Investigative reporters Jason Dearen and Mike Rezendes joined forces to reveal how religious lobbying across the U.S. has protected a loophole that exempts clergy from reporting child abuse to civil authorities if the abuse is revealed in a spiritual setting. The subject had surfaced in Rezendes’ August investigation into the mishandling and coverup of child sex abuse cases by the Mormon church.

The pair began by looking at political efforts to close the loophole in Arizona and Utah, two heavily Mormon states. In each case, powerful Mormon lawmakers and the Catholic Church had successfully quashed the bills.

Clergy combo

In photo at left, MJ and her adoptive mother sit for an interview in Sierra Vista, Ariz., Oct. 27, 2021. State authorities placed MJ in foster care after learning that her father, the late Paul Adams, sexually assaulted her and posted video of the assaults on the internet. Mormon church member Adams repeatedly raped his two daughters and allegedly abused one of his four sons for years after Utah Rep. Merrill Nelson, a church lawyer, advised a Mormon bishop in Arizona not to report the abuse to civil authorities because of Arizona’s clergy privilege law, according to documents revealed in a lawsuit. Nelson is shown at right in special session at the Utah State Capitol, April 18, 2018.

AP Photos / Dario Lopez-Mills (left); Rick Bowmer

Dearen then reached out to AP’s statehouse reporters in all 33 states that have the loophole, finding similar dynamics: The Catholic and Mormon churches, and the Jehovah’s Witnesses successfully defeated more than 130 bills seeking to create or amend child sex abuse reporting laws. In Maryland, a Catholic cardinal who would later be defrocked for sexually abusing children and adult seminarians had led the campaign to preserve the loophole.

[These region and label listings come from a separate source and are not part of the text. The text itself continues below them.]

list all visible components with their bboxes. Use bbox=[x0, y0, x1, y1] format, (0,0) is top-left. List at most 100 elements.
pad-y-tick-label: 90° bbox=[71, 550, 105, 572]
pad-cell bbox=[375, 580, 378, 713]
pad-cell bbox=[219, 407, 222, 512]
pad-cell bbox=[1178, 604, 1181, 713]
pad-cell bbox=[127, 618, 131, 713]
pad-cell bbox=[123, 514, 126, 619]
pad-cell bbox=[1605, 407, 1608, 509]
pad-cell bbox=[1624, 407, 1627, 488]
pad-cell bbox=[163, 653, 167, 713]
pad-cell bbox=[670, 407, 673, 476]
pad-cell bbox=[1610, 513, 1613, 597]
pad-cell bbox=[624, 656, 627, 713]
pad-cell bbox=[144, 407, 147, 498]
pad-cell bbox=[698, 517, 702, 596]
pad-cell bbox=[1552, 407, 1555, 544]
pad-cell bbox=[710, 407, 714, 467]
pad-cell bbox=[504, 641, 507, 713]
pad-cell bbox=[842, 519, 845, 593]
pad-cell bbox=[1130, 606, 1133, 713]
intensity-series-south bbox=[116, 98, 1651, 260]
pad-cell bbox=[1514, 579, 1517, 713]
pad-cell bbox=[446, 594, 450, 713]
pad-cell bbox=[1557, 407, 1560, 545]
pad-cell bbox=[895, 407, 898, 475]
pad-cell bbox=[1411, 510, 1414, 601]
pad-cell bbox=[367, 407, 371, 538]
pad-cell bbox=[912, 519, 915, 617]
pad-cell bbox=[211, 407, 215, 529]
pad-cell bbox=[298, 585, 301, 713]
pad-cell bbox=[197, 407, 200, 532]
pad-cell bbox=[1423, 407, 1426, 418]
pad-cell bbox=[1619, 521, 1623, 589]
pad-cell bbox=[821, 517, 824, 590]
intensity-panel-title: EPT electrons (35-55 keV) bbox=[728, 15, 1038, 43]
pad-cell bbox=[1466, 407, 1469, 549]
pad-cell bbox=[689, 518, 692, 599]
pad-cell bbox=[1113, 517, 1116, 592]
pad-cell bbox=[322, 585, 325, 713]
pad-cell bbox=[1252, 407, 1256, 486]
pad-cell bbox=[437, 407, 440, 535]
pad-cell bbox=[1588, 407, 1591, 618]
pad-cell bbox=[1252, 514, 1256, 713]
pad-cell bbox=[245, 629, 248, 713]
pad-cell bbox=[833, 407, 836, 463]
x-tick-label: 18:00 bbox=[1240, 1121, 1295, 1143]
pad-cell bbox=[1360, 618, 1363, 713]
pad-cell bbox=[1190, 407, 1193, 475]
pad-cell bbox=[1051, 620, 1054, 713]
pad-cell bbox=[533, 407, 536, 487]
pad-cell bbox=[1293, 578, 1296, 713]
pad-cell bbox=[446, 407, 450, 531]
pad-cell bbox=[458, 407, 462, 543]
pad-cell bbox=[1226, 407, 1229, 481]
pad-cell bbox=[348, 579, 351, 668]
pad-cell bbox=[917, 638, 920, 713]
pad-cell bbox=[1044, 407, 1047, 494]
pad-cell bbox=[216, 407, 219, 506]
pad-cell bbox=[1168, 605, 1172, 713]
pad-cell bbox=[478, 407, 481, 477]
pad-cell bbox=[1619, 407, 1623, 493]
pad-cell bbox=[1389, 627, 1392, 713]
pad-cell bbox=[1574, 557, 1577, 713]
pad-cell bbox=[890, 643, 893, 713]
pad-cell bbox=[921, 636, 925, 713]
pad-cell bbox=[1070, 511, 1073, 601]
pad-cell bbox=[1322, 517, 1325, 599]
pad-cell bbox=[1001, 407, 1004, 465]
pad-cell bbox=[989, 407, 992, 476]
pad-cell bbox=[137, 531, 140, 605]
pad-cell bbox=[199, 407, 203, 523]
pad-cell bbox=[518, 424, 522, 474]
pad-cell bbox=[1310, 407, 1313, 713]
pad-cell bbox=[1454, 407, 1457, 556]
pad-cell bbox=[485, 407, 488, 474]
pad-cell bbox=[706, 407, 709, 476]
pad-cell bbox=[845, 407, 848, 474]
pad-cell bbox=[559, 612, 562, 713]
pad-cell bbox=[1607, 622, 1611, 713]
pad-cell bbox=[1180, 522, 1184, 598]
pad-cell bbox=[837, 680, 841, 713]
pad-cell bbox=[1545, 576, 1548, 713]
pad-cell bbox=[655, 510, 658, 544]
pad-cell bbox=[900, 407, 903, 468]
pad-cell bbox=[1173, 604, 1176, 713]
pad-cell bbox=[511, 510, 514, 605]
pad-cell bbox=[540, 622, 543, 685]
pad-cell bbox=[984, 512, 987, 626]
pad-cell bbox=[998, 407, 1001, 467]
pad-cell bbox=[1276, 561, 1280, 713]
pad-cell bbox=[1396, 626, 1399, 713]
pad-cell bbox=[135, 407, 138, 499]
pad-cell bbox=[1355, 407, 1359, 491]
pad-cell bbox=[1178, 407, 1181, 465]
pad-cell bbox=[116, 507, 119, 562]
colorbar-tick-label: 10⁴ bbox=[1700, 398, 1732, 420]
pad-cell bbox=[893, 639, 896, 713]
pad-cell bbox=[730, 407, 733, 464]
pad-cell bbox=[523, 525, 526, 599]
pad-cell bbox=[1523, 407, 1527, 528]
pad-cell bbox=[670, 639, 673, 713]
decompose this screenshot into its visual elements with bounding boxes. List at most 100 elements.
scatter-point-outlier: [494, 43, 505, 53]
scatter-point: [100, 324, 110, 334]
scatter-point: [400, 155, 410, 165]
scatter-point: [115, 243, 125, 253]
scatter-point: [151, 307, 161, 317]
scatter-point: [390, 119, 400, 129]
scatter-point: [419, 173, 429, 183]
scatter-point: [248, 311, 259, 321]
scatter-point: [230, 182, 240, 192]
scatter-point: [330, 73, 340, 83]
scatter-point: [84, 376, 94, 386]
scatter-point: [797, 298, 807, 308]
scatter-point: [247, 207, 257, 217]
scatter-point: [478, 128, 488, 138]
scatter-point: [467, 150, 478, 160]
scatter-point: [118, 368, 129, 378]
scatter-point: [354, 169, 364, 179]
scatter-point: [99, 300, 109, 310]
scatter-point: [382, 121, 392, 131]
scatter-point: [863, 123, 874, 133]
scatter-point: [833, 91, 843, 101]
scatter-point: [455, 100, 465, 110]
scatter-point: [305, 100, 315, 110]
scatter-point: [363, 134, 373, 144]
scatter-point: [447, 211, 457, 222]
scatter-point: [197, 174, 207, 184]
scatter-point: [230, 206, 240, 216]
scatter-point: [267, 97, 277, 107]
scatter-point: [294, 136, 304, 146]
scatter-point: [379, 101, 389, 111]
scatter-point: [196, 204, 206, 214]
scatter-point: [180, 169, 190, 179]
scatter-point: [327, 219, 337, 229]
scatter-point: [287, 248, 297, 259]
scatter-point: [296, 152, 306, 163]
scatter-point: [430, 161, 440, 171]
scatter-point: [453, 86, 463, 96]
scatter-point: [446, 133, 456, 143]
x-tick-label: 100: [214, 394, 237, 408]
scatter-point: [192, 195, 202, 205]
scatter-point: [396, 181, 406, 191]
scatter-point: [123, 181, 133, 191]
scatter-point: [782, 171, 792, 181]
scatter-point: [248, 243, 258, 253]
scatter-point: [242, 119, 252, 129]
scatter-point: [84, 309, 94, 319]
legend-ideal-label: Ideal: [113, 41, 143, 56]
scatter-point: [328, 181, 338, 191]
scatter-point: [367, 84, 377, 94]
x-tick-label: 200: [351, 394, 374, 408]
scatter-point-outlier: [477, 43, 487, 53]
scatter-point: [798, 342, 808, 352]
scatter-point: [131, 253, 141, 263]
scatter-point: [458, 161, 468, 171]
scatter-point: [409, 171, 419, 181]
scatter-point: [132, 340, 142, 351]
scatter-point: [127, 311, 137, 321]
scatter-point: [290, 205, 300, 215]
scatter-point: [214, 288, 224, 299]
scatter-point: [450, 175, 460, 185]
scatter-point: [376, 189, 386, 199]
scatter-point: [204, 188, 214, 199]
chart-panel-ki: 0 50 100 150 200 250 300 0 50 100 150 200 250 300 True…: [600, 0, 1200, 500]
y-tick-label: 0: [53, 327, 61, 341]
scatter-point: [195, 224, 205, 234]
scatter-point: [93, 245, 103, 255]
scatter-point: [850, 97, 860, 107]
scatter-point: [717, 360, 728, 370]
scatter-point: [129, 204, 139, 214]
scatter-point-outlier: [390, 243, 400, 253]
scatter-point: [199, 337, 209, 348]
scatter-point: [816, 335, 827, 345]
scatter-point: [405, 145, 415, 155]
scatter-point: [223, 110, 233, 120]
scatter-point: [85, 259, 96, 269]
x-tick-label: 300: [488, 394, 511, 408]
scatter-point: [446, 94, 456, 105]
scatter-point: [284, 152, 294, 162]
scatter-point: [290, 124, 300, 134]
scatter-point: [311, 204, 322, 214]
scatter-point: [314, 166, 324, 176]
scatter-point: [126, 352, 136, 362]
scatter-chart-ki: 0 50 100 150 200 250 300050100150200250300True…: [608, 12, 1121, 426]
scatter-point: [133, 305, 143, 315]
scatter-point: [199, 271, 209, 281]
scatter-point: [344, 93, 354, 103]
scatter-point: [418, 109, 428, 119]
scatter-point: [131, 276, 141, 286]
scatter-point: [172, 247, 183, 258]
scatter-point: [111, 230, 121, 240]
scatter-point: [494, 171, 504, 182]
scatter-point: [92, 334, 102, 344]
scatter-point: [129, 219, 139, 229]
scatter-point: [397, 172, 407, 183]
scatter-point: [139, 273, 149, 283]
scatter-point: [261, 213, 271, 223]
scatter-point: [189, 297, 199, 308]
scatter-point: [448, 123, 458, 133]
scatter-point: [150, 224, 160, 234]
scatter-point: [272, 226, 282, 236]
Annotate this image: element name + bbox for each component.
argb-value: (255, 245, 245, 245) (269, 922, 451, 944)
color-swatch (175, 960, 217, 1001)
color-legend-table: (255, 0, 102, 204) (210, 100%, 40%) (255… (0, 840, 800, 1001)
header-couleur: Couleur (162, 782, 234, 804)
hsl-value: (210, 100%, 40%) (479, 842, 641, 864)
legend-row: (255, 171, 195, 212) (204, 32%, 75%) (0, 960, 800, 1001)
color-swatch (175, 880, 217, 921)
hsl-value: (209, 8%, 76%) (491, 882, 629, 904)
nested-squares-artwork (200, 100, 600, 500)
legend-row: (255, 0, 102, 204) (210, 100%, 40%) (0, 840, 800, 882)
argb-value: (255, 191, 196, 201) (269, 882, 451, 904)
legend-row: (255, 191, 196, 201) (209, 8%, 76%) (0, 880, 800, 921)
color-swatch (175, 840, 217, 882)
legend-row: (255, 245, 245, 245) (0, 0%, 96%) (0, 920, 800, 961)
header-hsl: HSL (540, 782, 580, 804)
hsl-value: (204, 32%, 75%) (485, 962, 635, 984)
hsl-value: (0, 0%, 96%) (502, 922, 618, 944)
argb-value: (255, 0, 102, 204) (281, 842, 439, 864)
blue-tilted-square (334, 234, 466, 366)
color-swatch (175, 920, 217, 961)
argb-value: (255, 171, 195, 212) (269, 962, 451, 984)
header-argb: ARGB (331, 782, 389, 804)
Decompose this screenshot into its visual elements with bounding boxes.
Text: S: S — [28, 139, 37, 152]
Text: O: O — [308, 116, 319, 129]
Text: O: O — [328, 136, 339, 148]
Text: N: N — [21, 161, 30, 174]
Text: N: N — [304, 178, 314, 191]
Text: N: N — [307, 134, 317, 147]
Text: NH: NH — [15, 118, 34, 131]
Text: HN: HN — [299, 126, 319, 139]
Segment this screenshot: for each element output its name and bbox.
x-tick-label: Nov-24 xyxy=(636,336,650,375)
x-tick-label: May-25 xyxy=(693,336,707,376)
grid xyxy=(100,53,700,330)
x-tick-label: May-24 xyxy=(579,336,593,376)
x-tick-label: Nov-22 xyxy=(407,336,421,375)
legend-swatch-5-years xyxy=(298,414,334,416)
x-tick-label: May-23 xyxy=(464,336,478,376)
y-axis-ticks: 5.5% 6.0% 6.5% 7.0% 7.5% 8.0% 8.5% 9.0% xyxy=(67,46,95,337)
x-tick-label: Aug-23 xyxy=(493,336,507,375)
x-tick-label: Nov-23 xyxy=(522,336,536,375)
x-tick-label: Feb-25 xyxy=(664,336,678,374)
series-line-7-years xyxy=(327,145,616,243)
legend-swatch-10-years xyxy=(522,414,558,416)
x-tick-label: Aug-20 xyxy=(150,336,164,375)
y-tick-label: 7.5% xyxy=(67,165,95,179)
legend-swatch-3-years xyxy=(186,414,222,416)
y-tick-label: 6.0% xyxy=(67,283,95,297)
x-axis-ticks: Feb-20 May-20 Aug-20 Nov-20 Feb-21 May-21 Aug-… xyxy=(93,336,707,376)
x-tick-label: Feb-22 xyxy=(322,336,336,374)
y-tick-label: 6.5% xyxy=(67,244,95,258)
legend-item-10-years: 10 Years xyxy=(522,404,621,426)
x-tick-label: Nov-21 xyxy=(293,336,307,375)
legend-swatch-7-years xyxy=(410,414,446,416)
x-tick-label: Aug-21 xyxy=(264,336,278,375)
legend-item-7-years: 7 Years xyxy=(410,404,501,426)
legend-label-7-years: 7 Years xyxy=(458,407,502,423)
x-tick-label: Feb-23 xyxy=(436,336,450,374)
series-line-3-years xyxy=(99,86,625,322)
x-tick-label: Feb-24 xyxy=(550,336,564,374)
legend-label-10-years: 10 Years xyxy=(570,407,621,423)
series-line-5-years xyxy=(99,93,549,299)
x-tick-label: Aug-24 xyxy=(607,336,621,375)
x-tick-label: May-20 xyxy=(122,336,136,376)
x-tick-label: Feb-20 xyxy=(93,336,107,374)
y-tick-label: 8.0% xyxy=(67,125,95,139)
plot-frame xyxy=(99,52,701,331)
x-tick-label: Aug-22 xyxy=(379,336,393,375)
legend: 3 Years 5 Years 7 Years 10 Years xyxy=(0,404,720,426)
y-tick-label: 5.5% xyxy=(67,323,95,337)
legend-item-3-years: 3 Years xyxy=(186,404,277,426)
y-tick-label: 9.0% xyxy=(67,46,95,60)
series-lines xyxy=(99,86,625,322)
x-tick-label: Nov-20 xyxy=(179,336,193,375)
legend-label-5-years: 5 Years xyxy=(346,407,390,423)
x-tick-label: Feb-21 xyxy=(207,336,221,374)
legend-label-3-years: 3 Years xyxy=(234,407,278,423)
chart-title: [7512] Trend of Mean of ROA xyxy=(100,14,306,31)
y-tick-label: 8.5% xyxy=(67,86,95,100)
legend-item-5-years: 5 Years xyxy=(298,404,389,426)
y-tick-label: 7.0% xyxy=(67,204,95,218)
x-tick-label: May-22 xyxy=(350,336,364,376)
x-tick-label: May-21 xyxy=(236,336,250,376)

The story had an impact before it was even published. After learning of the loophole from AP reporter Wilson Ring, Vermont state Sen. Richard Sears, a Democrat, said he would introduce a bill in the next legislative session to try to close it. “I wasn’t even aware it existed,” Sears told AP.

New legislative efforts are also expected in both Utah and Arizona, where the story played widely online and was tweeted out by major newspapers and political reporters. And despite the story publishing just as Hurricane Ian was bearing down on Florida, readers responded to Rezendes and Dearen with notes of thanks.